Posted by David Corfield
Terence Tao has placed on the ArXiv an article submitted to the Bulletin of the AMS, ‘What is good mathematics?’ After a substantial list of criteria of what constitutes a good piece of mathematics, there follows a lengthy case study of Szemerédi’s theorem to support a conjecture:
It may seem from the above discussion that the problem of evaluating mathematical quality, while important, is a hopelessly complicated one, especially since many good mathematical achievements may score highly on some of the qualities listed above but not on others. However, there is the remarkable phenomenon that good mathematics in one of the above senses tends to beget more good mathematics in many of the other senses as well, leading to the tentative conjecture that perhaps there is, after all, a universal notion of good quality mathematics, and all the specific metrics listed above represent different routes to uncover new mathematics, or difference stages or aspects of the evolution of a mathematical story.
As readers will know, I’ve been pushing for philosophers of mathematics to address the problems of values other than truth. In ‘Towards a Philosophy of Real Mathematics’, I moved beyond a Lakatosian conception of progress to tackle the arguments used for and against the extension of groups to groupoids. And in the past couple of years I’ve been advocating MacIntyre’s idea of a rational tradition of enquiry as governed by overarching dramatic narratives.
I’ve also been working on a conception of mathematical reality close to Michael Polanyi’s:
A new mathematical conception may be said to have reality if its assumption leads to a wide range of new interesting ideas. (Personal Knowledge: 116)
…while in the natural sciences the feeling of making contact with reality is an augury of as yet undreamed of future empirical confirmations of an immanent discovery, in mathematics it betokens an indeterminate range of future germinations within mathematics itself. (Personal Knowledge: 189)
But why need MacIntyre or Polanyi or I bother, if, without reading us, a mathematician can come to very similar conclusions?:
…the very best examples of good mathematics do not merely fulfil one or more of the criteria of mathematical quality listed at the beginning of the article, but are more importantly part of a greater mathematical story, which then unfurls to generate many further pieces of good mathematics of many different types. Indeed, one can view the history of entire fields of mathematics as being primarily generated by a handful of these great stories, their evolution through time, and their interaction with each other. I would thus conclude that good mathematics is not merely measured by one or more of the “local” qualities listed previously (though these are certainly important, and worth pursuing and debating), but also depends on the more “global” question of how it fits with other pieces of good mathematics, either by building upon earlier achievements or encouraging the development of future breakthroughs.

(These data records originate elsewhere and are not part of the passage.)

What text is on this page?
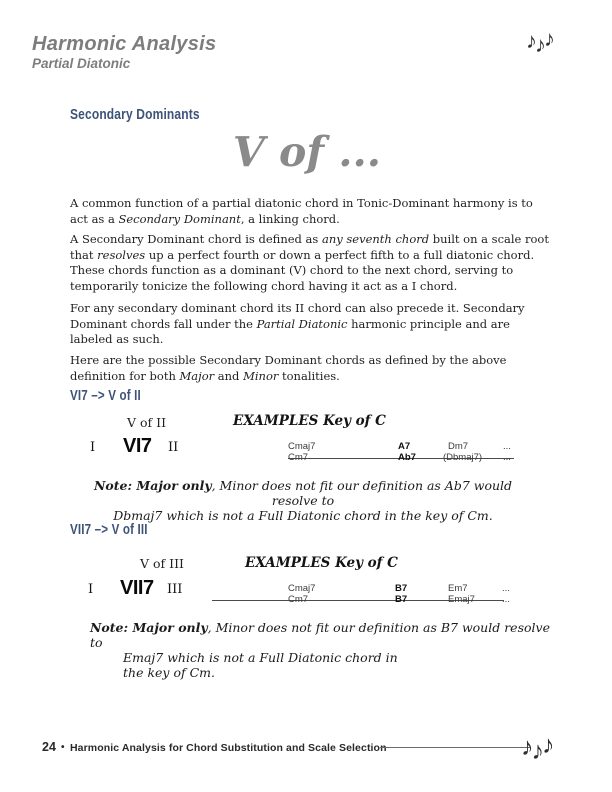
Harmonic Analysis
Partial Diatonic
♪♪♪
Secondary Dominants
V of ...
A common function of a partial diatonic chord in Tonic-Dominant harmony is to act as a Secondary Dominant, a linking chord.
A Secondary Dominant chord is defined as any seventh chord built on a scale root that resolves up a perfect fourth or down a perfect fifth to a full diatonic chord. These chords function as a dominant (V) chord to the next chord, serving to temporarily tonicize the following chord having it act as a I chord.
For any secondary dominant chord its II chord can also precede it. Secondary Dominant chords fall under the Partial Diatonic harmonic principle and are labeled as such.
Here are the possible Secondary Dominant chords as defined by the above definition for both Major and Minor tonalities.
VI7 –> V of II
V of II	EXAMPLES Key of C
I VI7 II	Cmaj7	A7	Dm7	...
Cm7	Ab7	(Dbmaj7) ...
Note: Major only, Minor does not fit our definition as Ab7 would resolve to
Dbmaj7 which is not a Full Diatonic chord in the key of Cm.
VII7 –> V of III
V of III	EXAMPLES Key of C
I VII7 III	Cmaj7	B7	Em7	...
Cm7	B7	Emaj7	...
Note: Major only, Minor does not fit our definition as B7 would resolve to
Emaj7 which is not a Full Diatonic chord in
the key of Cm.
24 • Harmonic Analysis for Chord Substitution and Scale Selection	♪♪♪
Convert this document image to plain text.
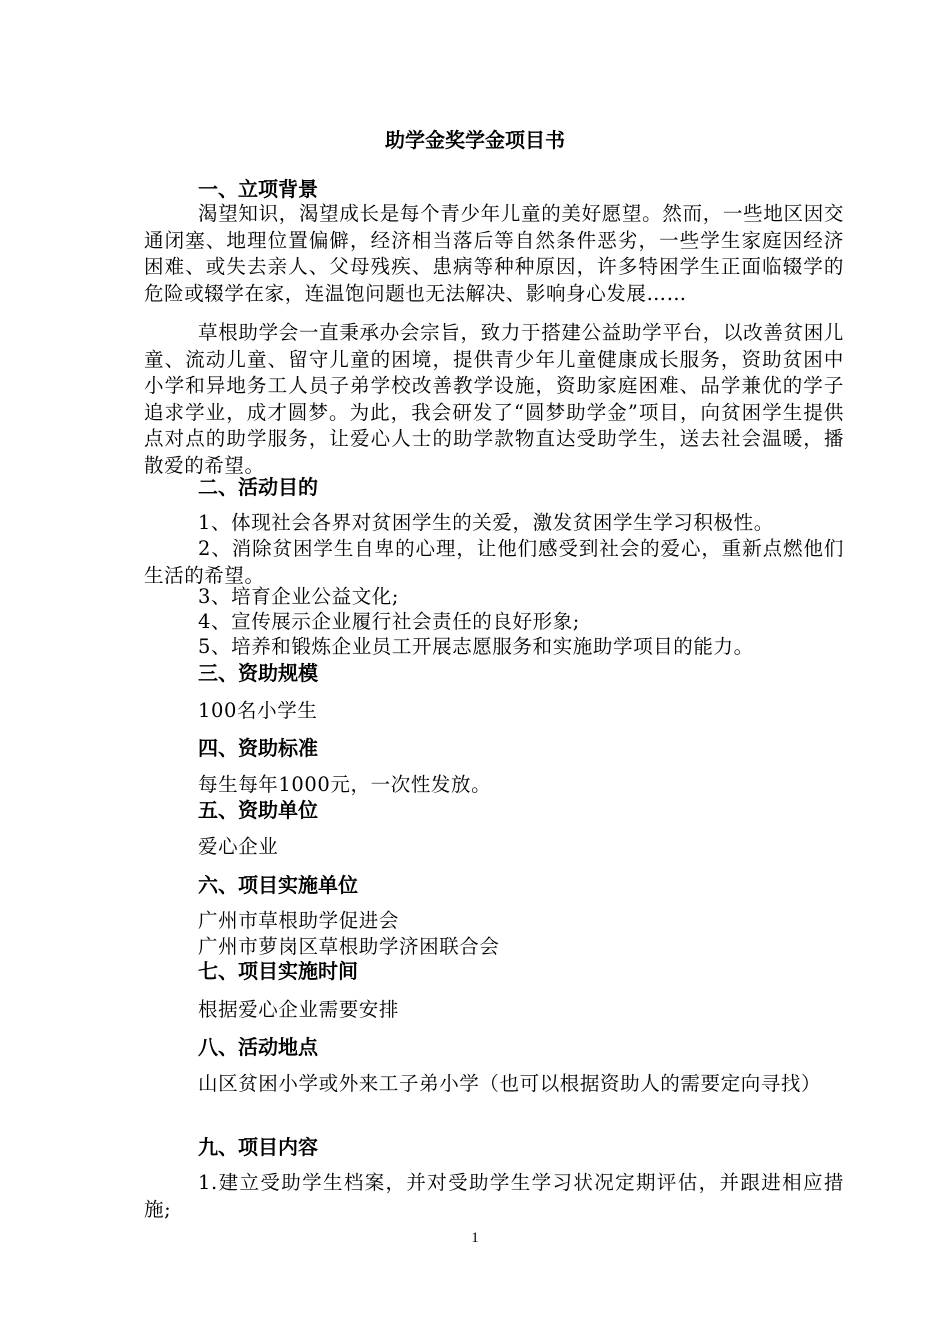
助学金奖学金项目书
一、立项背景
渴望知识，渴望成长是每个青少年儿童的美好愿望。然而，一些地区因交通闭塞、地理位置偏僻，经济相当落后等自然条件恶劣，一些学生家庭因经济困难、或失去亲人、父母残疾、患病等种种原因，许多特困学生正面临辍学的危险或辍学在家，连温饱问题也无法解决、影响身心发展……
草根助学会一直秉承办会宗旨，致力于搭建公益助学平台，以改善贫困儿童、流动儿童、留守儿童的困境，提供青少年儿童健康成长服务，资助贫困中小学和异地务工人员子弟学校改善教学设施，资助家庭困难、品学兼优的学子追求学业，成才圆梦。为此，我会研发了“圆梦助学金”项目，向贫困学生提供点对点的助学服务，让爱心人士的助学款物直达受助学生，送去社会温暖，播散爱的希望。
二、活动目的
1、体现社会各界对贫困学生的关爱，激发贫困学生学习积极性。
2、消除贫困学生自卑的心理，让他们感受到社会的爱心，重新点燃他们生活的希望。
3、培育企业公益文化;
4、宣传展示企业履行社会责任的良好形象;
5、培养和锻炼企业员工开展志愿服务和实施助学项目的能力。
三、资助规模
100名小学生
四、资助标准
每生每年1000元，一次性发放。
五、资助单位
爱心企业
六、项目实施单位
广州市草根助学促进会
广州市萝岗区草根助学济困联合会
七、项目实施时间
根据爱心企业需要安排
八、活动地点
山区贫困小学或外来工子弟小学（也可以根据资助人的需要定向寻找）
九、项目内容
1.建立受助学生档案，并对受助学生学习状况定期评估，并跟进相应措施;
1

Well, for one, further to what Tao says, I would like to insist that if the mathematical community does not act to promote the telling of these ‘great stories’, then it is failing to be fully rational. Second, there’s the question of how these stories are to be told. This is perhaps not as straightforward as one might think (see here). Lastly, thinking about MacIntyre’s original motivation, mathematical rationality involving value judgements as it does, this ought to tell us something about the way other rational communities should be organised. Try running through Tao’s quotations, substituting ‘political-ethical’ for ‘mathematical’ and you have something approaching MacIntyre’s moral realism.
Re: Why Do I Bother?
At first, from reading your title, I feared this would be a lament about the hopelessness of getting analytic philosophers of mathematics to take seriously the questions you’re raising. I’m glad it’s not!
Philosophy departments should take these questions very seriously. They should also hire you!